In one sense, there’s nothing new about gathering crowds in front of writers in Grass Valley and Nevada City. A young Mark Twain performed one of his original spoken-word extravaganzas in the former, staying at the Holbrook Hotel just a few feet away from John Rollin Ridge’s office. Later, California’s trail-blazing storyteller of the early 20th century, Jack London, performed his own night of spoken-word wonders in Nevada City. 
 
The Sierra Writers Conference was started ten years ago as a way of making sure such creative traditions keep flourishing. Its first keynote speaker was Louie B. Jones, whose 1997 novel “California’s Over” was a national best-seller. Jones began as one of Oakley Hall’s students and wound up his son-in-law, after marrying his daughter Bret Hall. Oakley Hall’s other daughter, Sands Hall, is a writer who recently made waves with her memoir “Reclaiming My Decade Lost in Scientology.”
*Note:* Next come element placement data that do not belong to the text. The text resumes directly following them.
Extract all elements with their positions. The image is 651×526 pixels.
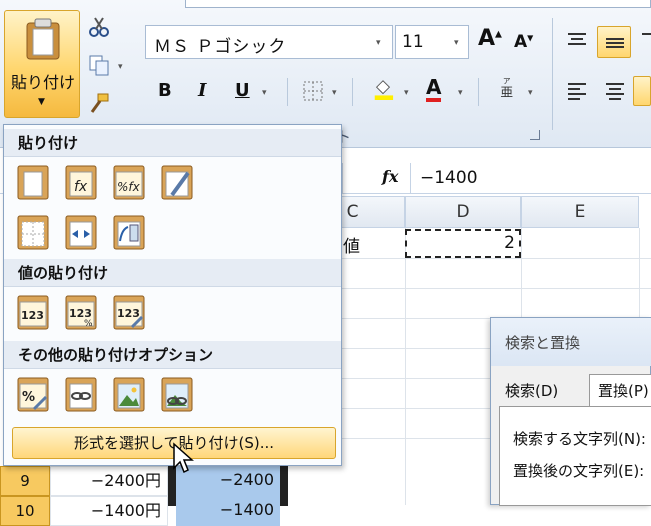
- phonetic-icon[interactable]: ア 亜: [497, 76, 519, 98]
- mouse-cursor-icon: [173, 442, 194, 474]
- underline-dropdown-icon[interactable]: ▾: [262, 88, 267, 98]
- cell-c10[interactable]: −1400: [176, 496, 280, 526]
- bold-button[interactable]: B: [158, 80, 172, 101]
- copy-icon[interactable]: [88, 54, 110, 76]
- divider: [552, 18, 553, 130]
- copy-dropdown-icon[interactable]: ▾: [118, 62, 123, 72]
- scissors-icon[interactable]: [88, 16, 110, 38]
- align-center-icon[interactable]: [604, 80, 626, 102]
- paste-dropdown-icon: ▼: [38, 97, 45, 107]
- align-left-icon[interactable]: [566, 80, 588, 102]
- keep-source-formatting-icon[interactable]: [158, 163, 196, 201]
- font-size-value: 11: [402, 32, 424, 52]
- align-bottom-icon[interactable]: [640, 30, 651, 52]
- section-other-header: その他の貼り付けオプション: [4, 341, 341, 369]
- paste-formulas-number-format-icon[interactable]: %fx: [110, 163, 148, 201]
- fill-color-dropdown-icon[interactable]: ▾: [404, 88, 409, 98]
- svg-text:%: %: [22, 390, 35, 405]
- cell-d-value: 2: [504, 233, 515, 253]
- row-header[interactable]: 10: [0, 496, 50, 526]
- border-dropdown-icon[interactable]: ▾: [332, 88, 337, 98]
- paste-label: 貼り付け: [10, 73, 75, 92]
- align-middle-button[interactable]: [597, 26, 631, 58]
- keep-column-widths-icon[interactable]: [62, 213, 100, 251]
- chevron-down-icon: ▾: [376, 38, 381, 48]
- font-color-dropdown-icon[interactable]: ▾: [458, 88, 463, 98]
- underline-button[interactable]: U: [235, 80, 250, 101]
- svg-text:123: 123: [117, 307, 140, 320]
- column-header-e[interactable]: E: [521, 196, 639, 228]
- font-color-icon[interactable]: A: [426, 76, 442, 102]
- section-values-header: 値の貼り付け: [4, 259, 341, 287]
- formatting-icon[interactable]: %: [14, 375, 52, 413]
- find-replace-dialog: 検索と置換 検索(D) 置換(P) 検索する文字列(N): 置換後の文字列(E)…: [490, 317, 651, 506]
- values-source-formatting-icon[interactable]: 123: [110, 293, 148, 331]
- tab-replace[interactable]: 置換(P): [589, 374, 651, 406]
- dialog-title: 検索と置換: [505, 334, 581, 352]
- font-grow-icon[interactable]: A▲: [478, 26, 502, 51]
- divider: [342, 163, 343, 194]
- find-what-label: 検索する文字列(N):: [513, 430, 646, 448]
- fill-color-icon[interactable]: [372, 78, 394, 100]
- selection-border: [280, 466, 288, 506]
- column-header-d[interactable]: D: [405, 196, 521, 228]
- tab-find[interactable]: 検索(D): [505, 380, 558, 401]
- divider: [410, 163, 411, 194]
- paste-formulas-icon[interactable]: fx: [62, 163, 100, 201]
- phonetic-dropdown-icon[interactable]: ▾: [528, 88, 533, 98]
- svg-text:%fx: %fx: [117, 180, 141, 194]
- row-header[interactable]: 9: [0, 466, 50, 496]
- svg-text:fx: fx: [74, 179, 88, 195]
- insert-function-icon[interactable]: fx: [382, 167, 398, 186]
- align-top-icon[interactable]: [566, 30, 588, 52]
- values-number-format-icon[interactable]: 123%: [62, 293, 100, 331]
- border-icon[interactable]: [302, 80, 324, 102]
- replace-with-label: 置換後の文字列(E):: [513, 462, 645, 480]
- paste-button[interactable]: 貼り付け ▼: [4, 10, 80, 118]
- transpose-icon[interactable]: [110, 213, 148, 251]
- paste-link-icon[interactable]: [62, 375, 100, 413]
- font-name-select[interactable]: ＭＳ Ｐゴシック ▾: [145, 25, 393, 59]
- svg-text:亜: 亜: [500, 84, 513, 98]
- format-painter-icon[interactable]: [88, 92, 110, 114]
- divider: [287, 78, 288, 106]
- gridline: [405, 228, 406, 505]
- no-borders-icon[interactable]: [14, 213, 52, 251]
- divider: [352, 78, 353, 106]
- clipboard-icon: [26, 18, 60, 60]
- gridline: [300, 288, 651, 289]
- dialog-panel: [499, 406, 651, 506]
- cell-b10[interactable]: −1400円: [50, 496, 168, 526]
- chevron-down-icon: ▾: [454, 38, 459, 48]
- align-middle-icon: [606, 38, 624, 48]
- section-paste-header: 貼り付け: [4, 129, 341, 157]
- paste-options-menu: 貼り付け fx %fx 値の貼り付け 123 123% 123 その他の貼り付け…: [3, 124, 342, 466]
- italic-button[interactable]: I: [198, 80, 206, 101]
- cell-b9[interactable]: −2400円: [50, 466, 168, 496]
- title-strip: [185, 0, 651, 8]
- formula-input[interactable]: −1400: [420, 168, 478, 188]
- gridline: [300, 258, 651, 259]
- align-right-button[interactable]: [633, 76, 651, 106]
- divider: [478, 78, 479, 106]
- svg-text:%: %: [84, 319, 93, 329]
- font-shrink-icon[interactable]: A▼: [514, 32, 533, 52]
- paste-icon[interactable]: [14, 163, 52, 201]
- font-size-select[interactable]: 11 ▾: [395, 25, 469, 59]
- copy-marquee[interactable]: 2: [405, 229, 521, 258]
- picture-icon[interactable]: [110, 375, 148, 413]
- dialog-launcher-icon[interactable]: [530, 130, 540, 140]
- font-name-value: ＭＳ Ｐゴシック: [154, 37, 287, 57]
- linked-picture-icon[interactable]: [158, 375, 196, 413]
- cell-c-value[interactable]: 値: [343, 232, 360, 257]
- paste-values-icon[interactable]: 123: [14, 293, 52, 331]
- svg-text:123: 123: [21, 309, 44, 322]
- dialog-titlebar[interactable]: 検索と置換: [491, 318, 651, 366]
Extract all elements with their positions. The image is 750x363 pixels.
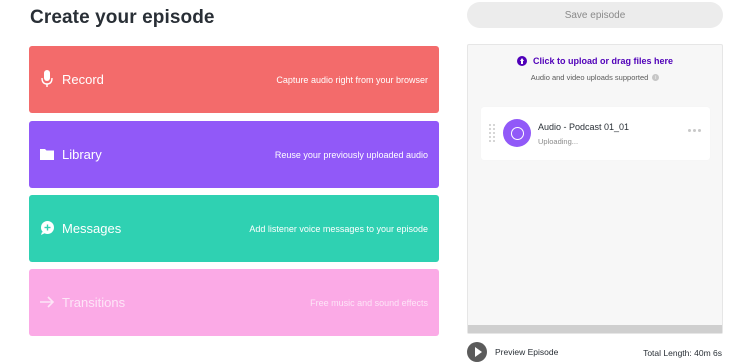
messages-description: Add listener voice messages to your epis… bbox=[249, 224, 428, 234]
message-plus-icon bbox=[39, 219, 55, 237]
total-length: Total Length: 40m 6s bbox=[643, 348, 722, 358]
library-card[interactable]: Library Reuse your previously uploaded a… bbox=[29, 121, 439, 188]
transitions-label: Transitions bbox=[62, 295, 126, 310]
arrow-right-icon bbox=[39, 293, 55, 311]
upload-dropzone[interactable]: Click to upload or drag files here bbox=[468, 56, 722, 66]
panel-scrollbar[interactable] bbox=[468, 325, 722, 333]
loading-spinner-icon bbox=[510, 126, 524, 140]
transitions-description: Free music and sound effects bbox=[310, 298, 428, 308]
record-description: Capture audio right from your browser bbox=[276, 75, 428, 85]
preview-label: Preview Episode bbox=[495, 347, 559, 357]
microphone-icon bbox=[39, 70, 55, 88]
episode-panel: Click to upload or drag files here Audio… bbox=[467, 44, 723, 334]
segment-avatar bbox=[503, 119, 531, 147]
save-episode-button[interactable]: Save episode bbox=[467, 2, 723, 28]
play-icon[interactable] bbox=[467, 342, 487, 362]
messages-label: Messages bbox=[62, 221, 122, 236]
folder-icon bbox=[39, 145, 55, 163]
transitions-card[interactable]: Transitions Free music and sound effects bbox=[29, 269, 439, 336]
preview-episode-button[interactable]: Preview Episode bbox=[467, 342, 558, 362]
library-description: Reuse your previously uploaded audio bbox=[274, 150, 428, 160]
library-label: Library bbox=[62, 147, 102, 162]
upload-icon bbox=[516, 56, 527, 66]
info-icon[interactable]: i bbox=[652, 74, 660, 81]
record-card[interactable]: Record Capture audio right from your bro… bbox=[29, 46, 439, 113]
upload-cta[interactable]: Click to upload or drag files here bbox=[533, 56, 673, 66]
drag-handle-icon[interactable] bbox=[489, 124, 495, 142]
messages-card[interactable]: Messages Add listener voice messages to … bbox=[29, 195, 439, 262]
more-options-icon[interactable] bbox=[688, 129, 702, 133]
page-title: Create your episode bbox=[30, 7, 215, 28]
record-label: Record bbox=[62, 72, 104, 87]
upload-support-note: Audio and video uploads supported i bbox=[468, 73, 722, 82]
upload-support-text: Audio and video uploads supported bbox=[530, 73, 649, 82]
segment-status: Uploading... bbox=[538, 137, 579, 146]
segment-title: Audio - Podcast 01_01 bbox=[538, 122, 630, 132]
episode-segment-item[interactable]: Audio - Podcast 01_01 Uploading... bbox=[481, 107, 710, 160]
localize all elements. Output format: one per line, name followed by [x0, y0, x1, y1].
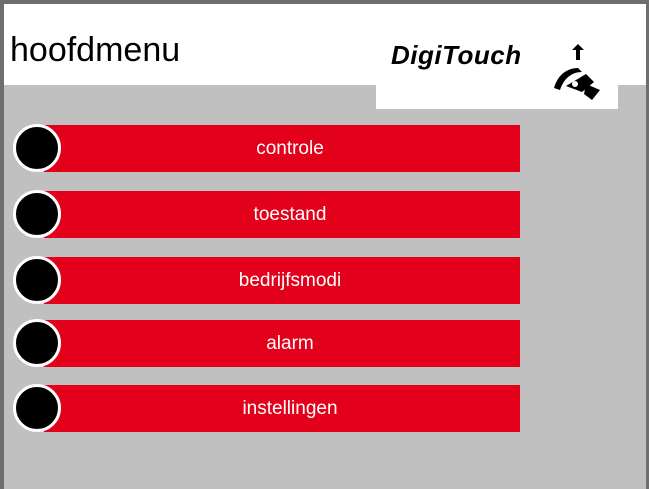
main-menu-screen: hoofdmenu DigiTouch controle toestand be…: [0, 0, 649, 489]
menu-select-dot-bedrijfsmodi[interactable]: [13, 256, 61, 304]
menu-button-instellingen[interactable]: instellingen: [44, 385, 520, 432]
menu-button-toestand[interactable]: toestand: [44, 191, 520, 238]
menu-select-dot-controle[interactable]: [13, 124, 61, 172]
digitouch-logo: DigiTouch: [376, 30, 618, 109]
menu-select-dot-toestand[interactable]: [13, 190, 61, 238]
menu-select-dot-instellingen[interactable]: [13, 384, 61, 432]
page-title: hoofdmenu: [10, 31, 181, 69]
menu-button-controle[interactable]: controle: [44, 125, 520, 172]
menu-button-alarm[interactable]: alarm: [44, 320, 520, 367]
menu-select-dot-alarm[interactable]: [13, 319, 61, 367]
menu-button-bedrijfsmodi[interactable]: bedrijfsmodi: [44, 257, 520, 304]
digitouch-hand-icon: [554, 44, 600, 100]
logo-text: DigiTouch: [391, 40, 522, 70]
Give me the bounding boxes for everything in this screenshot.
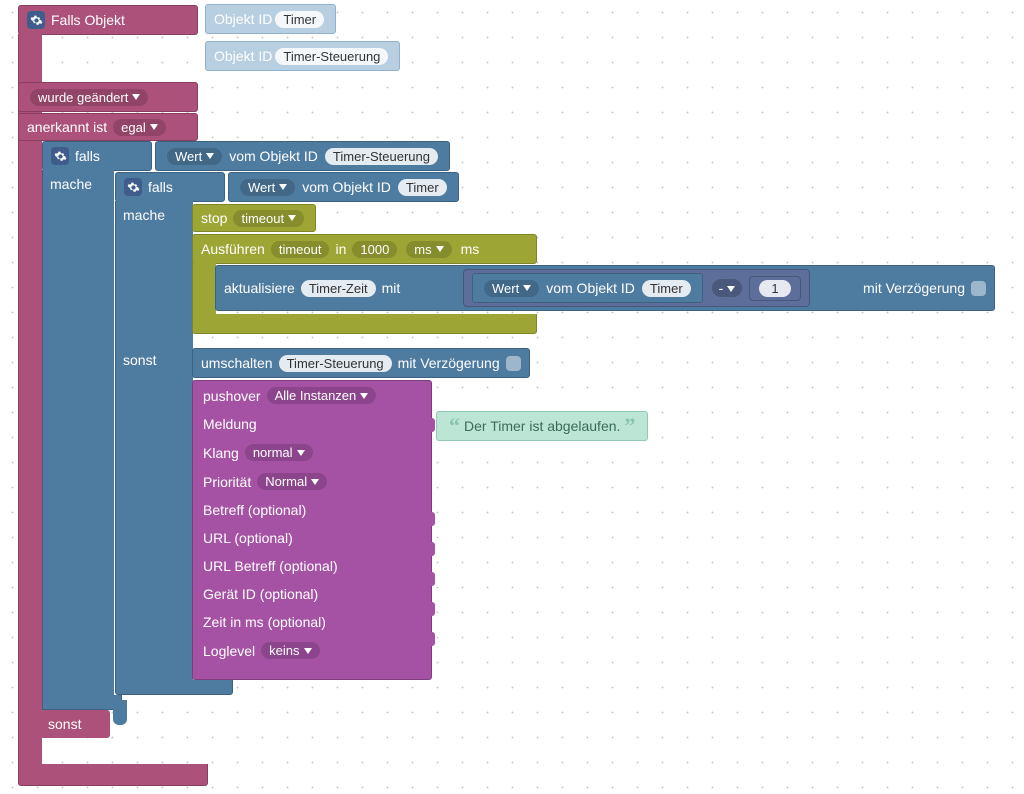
- ack-label: anerkannt ist: [27, 119, 107, 135]
- falls-objekt-label: Falls Objekt: [51, 12, 125, 28]
- pushover-row-time: Zeit in ms (optional): [193, 608, 431, 636]
- from-obj-label: vom Objekt ID: [302, 179, 391, 195]
- update-with: mit: [382, 280, 401, 296]
- outer-if-mache-label: mache: [50, 176, 92, 192]
- slot-notch: [427, 512, 435, 526]
- exec-unit-dropdown[interactable]: ms: [406, 241, 451, 258]
- gear-icon[interactable]: [27, 11, 45, 29]
- ack-dropdown[interactable]: egal: [113, 119, 166, 136]
- gear-icon[interactable]: [51, 147, 69, 165]
- sound-dropdown[interactable]: normal: [245, 444, 313, 461]
- update-src-obj[interactable]: Timer: [642, 280, 691, 297]
- delay-checkbox[interactable]: [971, 281, 986, 296]
- pushover-block[interactable]: pushover Alle Instanzen Meldung Klang no…: [192, 380, 432, 680]
- exec-unit2: ms: [461, 241, 480, 257]
- toggle-delay-label: mit Verzögerung: [398, 355, 500, 371]
- toggle-target[interactable]: Timer-Steuerung: [279, 355, 392, 372]
- objekt-id-label-1: Objekt ID: [214, 11, 272, 27]
- wert-dropdown[interactable]: Wert: [240, 179, 295, 196]
- pushover-row-sound: Klang normal: [193, 438, 431, 467]
- priority-label: Priorität: [203, 474, 251, 490]
- objekt-id-row-2[interactable]: Objekt ID Timer-Steuerung: [205, 41, 400, 71]
- inner-if-label: falls: [148, 179, 173, 195]
- from-obj-label: vom Objekt ID: [546, 280, 635, 296]
- slot-notch: [427, 542, 435, 556]
- loglevel-dropdown[interactable]: keins: [261, 642, 319, 659]
- value-of-object-block[interactable]: Wert vom Objekt ID Timer: [472, 273, 703, 303]
- toggle-verb: umschalten: [201, 355, 273, 371]
- pushover-row-instance: pushover Alle Instanzen: [193, 381, 431, 410]
- pushover-row-url-subject: URL Betreff (optional): [193, 552, 431, 580]
- pushover-row-url: URL (optional): [193, 524, 431, 552]
- exec-name[interactable]: timeout: [271, 241, 330, 258]
- slot-notch: [427, 572, 435, 586]
- delay-checkbox[interactable]: [506, 356, 521, 371]
- outer-if-condition[interactable]: Wert vom Objekt ID Timer-Steuerung: [155, 141, 450, 171]
- changed-dropdown[interactable]: wurde geändert: [30, 89, 148, 106]
- inner-if-rail: [115, 201, 193, 691]
- open-quote-icon: “: [445, 413, 464, 439]
- event-block-rail: [18, 34, 42, 765]
- priority-dropdown[interactable]: Normal: [257, 473, 327, 490]
- slot-notch: [427, 602, 435, 616]
- inner-if-footer: [115, 680, 233, 695]
- event-ack-row: anerkannt ist egal: [18, 113, 198, 141]
- string-block[interactable]: “ Der Timer ist abgelaufen. ”: [436, 411, 648, 441]
- stop-label: stop: [201, 210, 227, 226]
- number-value[interactable]: 1: [759, 280, 790, 297]
- pushover-row-message: Meldung: [193, 410, 431, 438]
- update-target[interactable]: Timer-Zeit: [301, 280, 376, 297]
- objekt-id-value-1[interactable]: Timer: [275, 11, 324, 28]
- pushover-instance-dropdown[interactable]: Alle Instanzen: [267, 387, 377, 404]
- pushover-row-loglevel: Loglevel keins: [193, 636, 431, 665]
- msg-label: Meldung: [203, 416, 257, 432]
- number-block[interactable]: 1: [749, 276, 800, 301]
- exec-in: in: [335, 241, 346, 257]
- event-changed-row: wurde geändert: [18, 82, 198, 112]
- slot-notch: [427, 632, 435, 646]
- stop-value-dropdown[interactable]: timeout: [233, 210, 304, 227]
- exec-duration[interactable]: 1000: [352, 241, 397, 258]
- pushover-row-device: Gerät ID (optional): [193, 580, 431, 608]
- update-delay-label: mit Verzögerung: [863, 280, 965, 296]
- outer-if-label: falls: [75, 148, 100, 164]
- exec-label: Ausführen: [201, 241, 265, 257]
- exec-block-body: [192, 263, 216, 315]
- outer-if-rail: [42, 170, 114, 700]
- objekt-id-row-1[interactable]: Objekt ID Timer: [205, 4, 336, 34]
- from-obj-label: vom Objekt ID: [229, 148, 318, 164]
- outer-cond-obj[interactable]: Timer-Steuerung: [325, 148, 438, 165]
- loglevel-label: Loglevel: [203, 643, 255, 659]
- pushover-label: pushover: [203, 388, 261, 404]
- update-verb: aktualisiere: [224, 280, 295, 296]
- wert-dropdown[interactable]: Wert: [484, 280, 539, 297]
- stop-block[interactable]: stop timeout: [192, 204, 316, 232]
- sound-label: Klang: [203, 445, 239, 461]
- objekt-id-value-2[interactable]: Timer-Steuerung: [275, 48, 388, 65]
- pushover-row-subject: Betreff (optional): [193, 496, 431, 524]
- objekt-id-label-2: Objekt ID: [214, 48, 272, 64]
- inner-if-mache-label: mache: [123, 207, 165, 223]
- message-text[interactable]: Der Timer ist abgelaufen.: [464, 418, 620, 434]
- inner-cond-obj[interactable]: Timer: [398, 179, 447, 196]
- pushover-row-priority: Priorität Normal: [193, 467, 431, 496]
- exec-block-header[interactable]: Ausführen timeout in 1000 ms ms: [192, 234, 537, 264]
- exec-block-footer: [192, 314, 537, 334]
- arithmetic-block[interactable]: Wert vom Objekt ID Timer - 1: [463, 269, 810, 307]
- wert-dropdown[interactable]: Wert: [167, 148, 222, 165]
- outer-if-sonst-region: [113, 700, 127, 725]
- event-block-footer: [18, 764, 208, 786]
- inner-if-header[interactable]: falls: [115, 172, 225, 202]
- inner-if-condition[interactable]: Wert vom Objekt ID Timer: [228, 172, 459, 202]
- outer-if-header[interactable]: falls: [42, 141, 152, 171]
- gear-icon[interactable]: [124, 178, 142, 196]
- op-dropdown[interactable]: -: [712, 279, 743, 297]
- close-quote-icon: ”: [620, 413, 639, 439]
- inner-if-sonst-label: sonst: [123, 352, 156, 368]
- toggle-block[interactable]: umschalten Timer-Steuerung mit Verzögeru…: [192, 348, 530, 378]
- event-sonst-label: sonst: [40, 710, 110, 738]
- outer-if-footer: [42, 695, 122, 710]
- slot-notch: [427, 418, 435, 432]
- event-block-header[interactable]: Falls Objekt: [18, 5, 198, 35]
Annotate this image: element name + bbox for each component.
Since Sands Hall’s father was one of Amy Tan’s mentors, the conference tapped Sands to host a conversation with the poignant mind behind “The Joy Luck Club” and “The Bonesetter’s Daughter.” That part of the event happens March 8 at Sierra College’s Grass Valley campus at 2 p.m.
 
“Once Amy agreed, the first person I called was Sands,” Vrooman recalled. “I told her, ‘You’re the best choice to do this.’” 
 
The conference is hosted by Sierra College Press and also features popular California nature writer and illustrator John Muir Laws. In 2019, Laws published “Sierra Wildflowers: A Hiker’s Guide” on Sierra College Press. That, along with several titles he’s published with Heyday Books in Berkeley, including “The Laws Field Guide to the Sierra Nevada,” have made Laws a well-known name in outdoor life and conservation circles. 
 
Amy Tan’s newest book, “The Backyard Bird Chronicles,” was influenced by Laws’ work.    
 
The theme of this year’s conference is Ecosystems. Given that Grass Valley was historically a mining town sustained partly by the work of Chinese immigrants, and given Tan’s latest book is a meditation on time and natural splendor, the conference saw her as the ideal literary personality to punctuate 2025.  
 
“What she can bring is two-fold,” Vrooman reflected. “Not only has she written about the Chinese-American experience, but she also has this new book that speaks to the environment. It’s a perfect marriage of what we do.”
 
Other writers hosting workshops at the conference include Dorothy Lazard, Farnaz Fatemi, Joan Griffin, C. E. Shue, Gail Carriger, Ernesto Garay, Catharine Bramkamp, Karen McCoy, Kim Culbertson, Kirsten Casey and Ingrid Keriotis. Tickets for the conference can be purchased here
 
Gary Noy, the founding editor of Sierra College Press and author of SN&R favorite “Hellacious California,” will host a workshop that could be handy to professionals who work in multiple fields. 
 
“I’ll be talking about pure craft and the writer’s tool box, and the things any writer needs to have to succeed,” Noy said. “It’s patience. It’s a thick skin. Things like that. But other authors will be focusing on the creative part, and inspirational part, so it’s a real mix. Between all that, it’s a great insight into how writers operate. It always fascinates me when writers meet other writers and come together to share process.”